There was a sense of urgency, spurred by a rare moment of honesty. PJM’s new president and CEO, David Mills, released a report that does something rare in regional grid management: It admits that the old playbook is not working. It acknowledges that “the current situation is not tenable.” And we have “years, not decades” to act.
Credit: (New Jersey Senate Democrats)The report includes sobering scenarios, such as the prospect of rationing energy reliability based on geography, customer type — or even willingness to pay a price premium. Yet the report also opens the door to visionary reforms.
Nothing is off limits
Now is the time to choose a new path — one of fairness and innovation, not managed scarcity and energy rationing. For the first time, nothing is off limits, and we have an opportunity — and a responsibility — to be bold. We must move past incremental tweaks and design a modern grid that prioritizes clean, affordable energy and community resilience.
The fundamental question is: Who gets to decide which path we take? PJM’s report calls for a “structured, transparent discussion,” yet the organization’s own governance structure remains an obstacle. While the 67 million people living in the PJM footprint face skyrocketing bills and grid uncertainty, we hold a mere 1.4% of the voting power in PJM deliberations.

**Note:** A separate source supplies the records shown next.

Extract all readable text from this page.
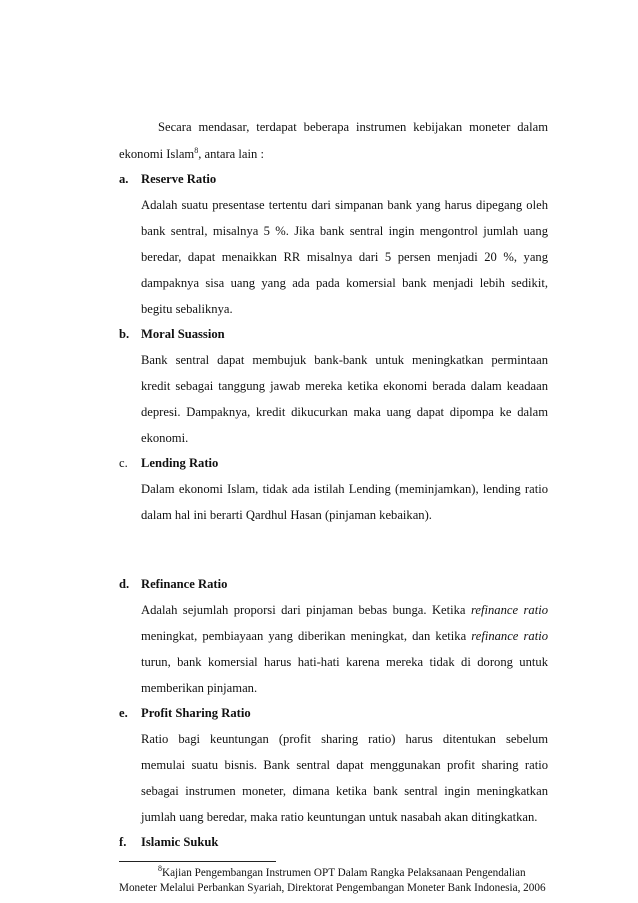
Secara mendasar, terdapat beberapa instrumen kebijakan moneter dalam
ekonomi Islam$^8$, antara lain :
a. Reserve Ratio
Adalah suatu presentase tertentu dari simpanan bank yang harus dipegang oleh
bank sentral, misalnya 5 %. Jika bank sentral ingin mengontrol jumlah uang
beredar, dapat menaikkan RR misalnya dari 5 persen menjadi 20 %, yang
dampaknya sisa uang yang ada pada komersial bank menjadi lebih sedikit,
begitu sebaliknya.
b. Moral Suassion
Bank sentral dapat membujuk bank-bank untuk meningkatkan permintaan
kredit sebagai tanggung jawab mereka ketika ekonomi berada dalam keadaan
depresi. Dampaknya, kredit dikucurkan maka uang dapat dipompa ke dalam
ekonomi.
c. Lending Ratio
Dalam ekonomi Islam, tidak ada istilah Lending (meminjamkan), lending ratio
dalam hal ini berarti Qardhul Hasan (pinjaman kebaikan).
d. Refinance Ratio
Adalah sejumlah proporsi dari pinjaman bebas bunga. Ketika refinance ratio
meningkat, pembiayaan yang diberikan meningkat, dan ketika refinance ratio
turun, bank komersial harus hati-hati karena mereka tidak di dorong untuk
memberikan pinjaman.
e. Profit Sharing Ratio
Ratio bagi keuntungan (profit sharing ratio) harus ditentukan sebelum
memulai suatu bisnis. Bank sentral dapat menggunakan profit sharing ratio
sebagai instrumen moneter, dimana ketika bank sentral ingin meningkatkan
jumlah uang beredar, maka ratio keuntungan untuk nasabah akan ditingkatkan.
f. Islamic Sukuk
$^8$Kajian Pengembangan Instrumen OPT Dalam Rangka Pelaksanaan Pengendalian
Moneter Melalui Perbankan Syariah, Direktorat Pengembangan Moneter Bank Indonesia, 2006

As PJM members enjoy their annual meeting, the public remains outside looking in.
We cannot rely on PJM to navigate this transformation alone while the voices of families and small businesses are sidelined. We have to ask: How will you welcome the public?
While we hope to see PJM embrace reform, we can neither wait for nor rely on it to do so. New Jersey must strengthen our own energy systems, taking our power back and doubling down on the local solutions that we know work.
We have the tools
Distributed energy resources, like rooftop solar and local battery storage, are the most immediate tools we have to ensure that reliability isn’t rationed, but shared. Every solar panel installed is a step toward a grid that is less expensive and more resilient. That’s why we’re fighting to make it easier, faster and cheaper for New Jersey families to have access.
We must also fight to protect our constituents from the skyrocketing power demand of data centers. At a minimum, we should require data centers to provide their own new clean generation and storage rather than drive up costs for everyone else.
The technology to power our lives with renewable energy is here.
The demand for lower bills and cleaner air has never been higher.
PJM has given us the clear-eyed assessment we needed to see the cliff ahead.
Now it is up to our state leaders and the public to push for more. We must reject a future of rationed energy and start to build the clean, local and affordable energy future that 67 million of us deserve.